Of all the tough conversations happening on the internet today, few seem as polarizing as the rapper Offset’s decision to buy his two-year-old daughter Kulture an Hermès Birkin.
If this is the first time you’re hearing about the social media drama, a quick recap: On Wednesday evening, Offset posted a video of himself helping his toddler unwrap a bubblegum-hued version of the iconic handbag to Instagram. In the clip, ostensibly filmed by Kulture’s mother Cardi B, you can hear Kulture squeal “Pink!” the moment Offset removes the purse from its dustbag.
The backlash came just as swiftly. While some saw it as the cute father-daughter moment it was on the surface, others called it a flagrant waste of money. “What she gone put in there? Cheetos & pop tarts edges!” one person wrote in the comments section. Twitter users quickly amassed a body of posts that set the topic trending, many of which decried the gift in similar terms: What’s a child to do with one of the most exclusive bags money can buy?
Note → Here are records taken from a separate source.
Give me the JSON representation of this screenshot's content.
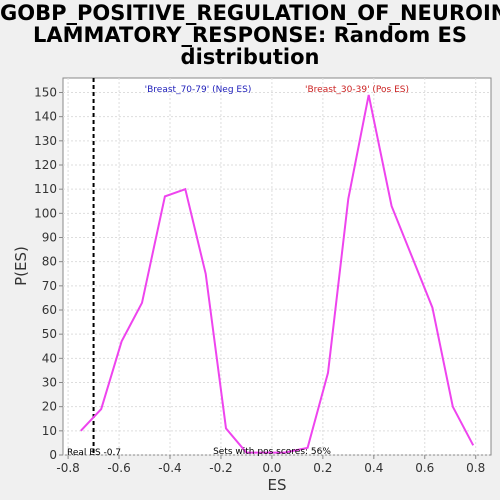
{
  "chart_data": {
    "type": "line",
    "title_lines": [
      "GOBP_POSITIVE_REGULATION_OF_NEUROINF",
      "LAMMATORY_RESPONSE: Random ES",
      "distribution"
    ],
    "xlabel": "ES",
    "ylabel": "P(ES)",
    "xlim": [
      -0.82,
      0.86
    ],
    "ylim": [
      0,
      156
    ],
    "x_ticks": [
      "-0.8",
      "-0.6",
      "-0.4",
      "-0.2",
      "0.0",
      "0.2",
      "0.4",
      "0.6",
      "0.8"
    ],
    "x_tick_values": [
      -0.8,
      -0.6,
      -0.4,
      -0.2,
      0.0,
      0.2,
      0.4,
      0.6,
      0.8
    ],
    "y_ticks": [
      "0",
      "10",
      "20",
      "30",
      "40",
      "50",
      "60",
      "70",
      "80",
      "90",
      "100",
      "110",
      "120",
      "130",
      "140",
      "150"
    ],
    "y_tick_values": [
      0,
      10,
      20,
      30,
      40,
      50,
      60,
      70,
      80,
      90,
      100,
      110,
      120,
      130,
      140,
      150
    ],
    "grid": true,
    "series": [
      {
        "color": "#ee44ee",
        "x": [
          -0.75,
          -0.67,
          -0.59,
          -0.51,
          -0.42,
          -0.34,
          -0.26,
          -0.18,
          -0.1,
          0.05,
          0.14,
          0.22,
          0.3,
          0.38,
          0.47,
          0.55,
          0.63,
          0.71,
          0.79
        ],
        "y": [
          10,
          19,
          47,
          63,
          107,
          110,
          75,
          11,
          1,
          1,
          3,
          34,
          106,
          149,
          103,
          82,
          61,
          20,
          4
        ]
      }
    ],
    "real_es": -0.7,
    "annotations": {
      "neg_label": "'Breast_70-79' (Neg ES)",
      "pos_label": "'Breast_30-39' (Pos ES)",
      "real_es_label": "Real ES -0.7",
      "pos_scores_label": "Sets with pos scores: 56%"
    },
    "colors": {
      "neg_label": "#2222bb",
      "pos_label": "#cc2222",
      "real_es_line": "#000000",
      "grid": "#dddddd",
      "plot_bg": "#ffffff"
    }
  }
}
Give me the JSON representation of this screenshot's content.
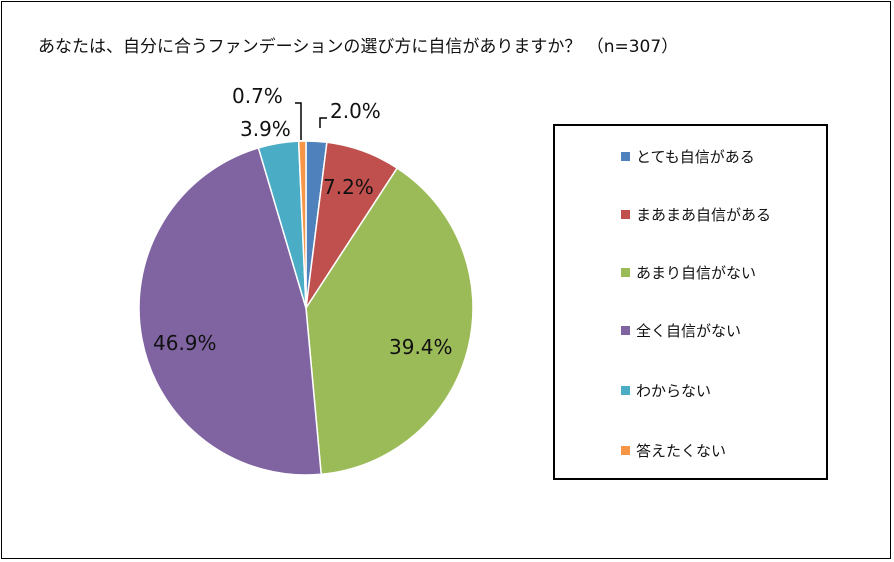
{
  "chart_data": {
    "type": "pie",
    "title": "あなたは、自分に合うファンデーションの選び方に自信がありますか？ （n=307）",
    "slices": [
      {
        "label": "とても自信がある",
        "value": 2.0,
        "value_label": "2.0%",
        "color": "#4F81BD"
      },
      {
        "label": "まあまあ自信がある",
        "value": 7.2,
        "value_label": "7.2%",
        "color": "#C0504D"
      },
      {
        "label": "あまり自信がない",
        "value": 39.4,
        "value_label": "39.4%",
        "color": "#9BBB59"
      },
      {
        "label": "全く自信がない",
        "value": 46.9,
        "value_label": "46.9%",
        "color": "#8064A2"
      },
      {
        "label": "わからない",
        "value": 3.9,
        "value_label": "3.9%",
        "color": "#4BACC6"
      },
      {
        "label": "答えたくない",
        "value": 0.7,
        "value_label": "0.7%",
        "color": "#F79646"
      }
    ],
    "legend_position": "right"
  }
}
Some came to Offset’s defense, citing both his ability to spend his considerable discretionary income however he pleases and a litany of examples of celebrity parents buying their children extravagant gifts without taking any flak. In her own Instagram story, Cardi said plainly that the stakes (and the scrutiny) are different for children of well-known people. “Kids go to restaurants, kids go to fancy places. Celebrity kids, they go and do red carpets. And if I’m fly and daddy’s fly, then so is the kid,” she said.
“If it was [up to] kids, they’d be outside in diapers,” Cardi added. “If I was looking like a bad bitch, expensive bitch, and I had my kid looking like a bum bum, then y’all would be talking shit. So I’m not mad that daddy bought baby a Birkin. She gon’ match mommy.”
You might say that being able to buy a toddler a Birkin is the prize for figuring out how to make money in music without being Drake, Adele or Taylor Swift, as Offset (with his band Migos) and Cardi have done in the past few years. But it’s also important to note that Birkins are a historically good investment for people with the means and access to acquire them. Alongside certain watches, cars and spirits, the bag is one item on a shortlist of luxury goods that actually appreciate in value.
Much of this has to do with a sense of scarcity, but it’s exacerbated by how well rare editions of the bag have done in the secondary market. Earlier this year, the auction monitoring firm Art Market Research reported that Birkins showed a 42 percent increase in value compared to 2019. During the same period, works by world-renowned street artist Banksy only appreciated by 23 percent.
“This is the fastest-growing collectors’ area, and it’s the first time that women are running the category,” said AMR’s CEO Sebastian Duthy at the time.
In light of that trend, Offset buying Kulture a Birkin is not that different from other parents buying their children cases of wine every year, amassing a healthy collection (and a robust ROI) by the time they’re legally able to enjoy it.
It also displays a lot of forethought. On her 16th birthday, Kulture will already have a place to put the keys to her Lamborghini.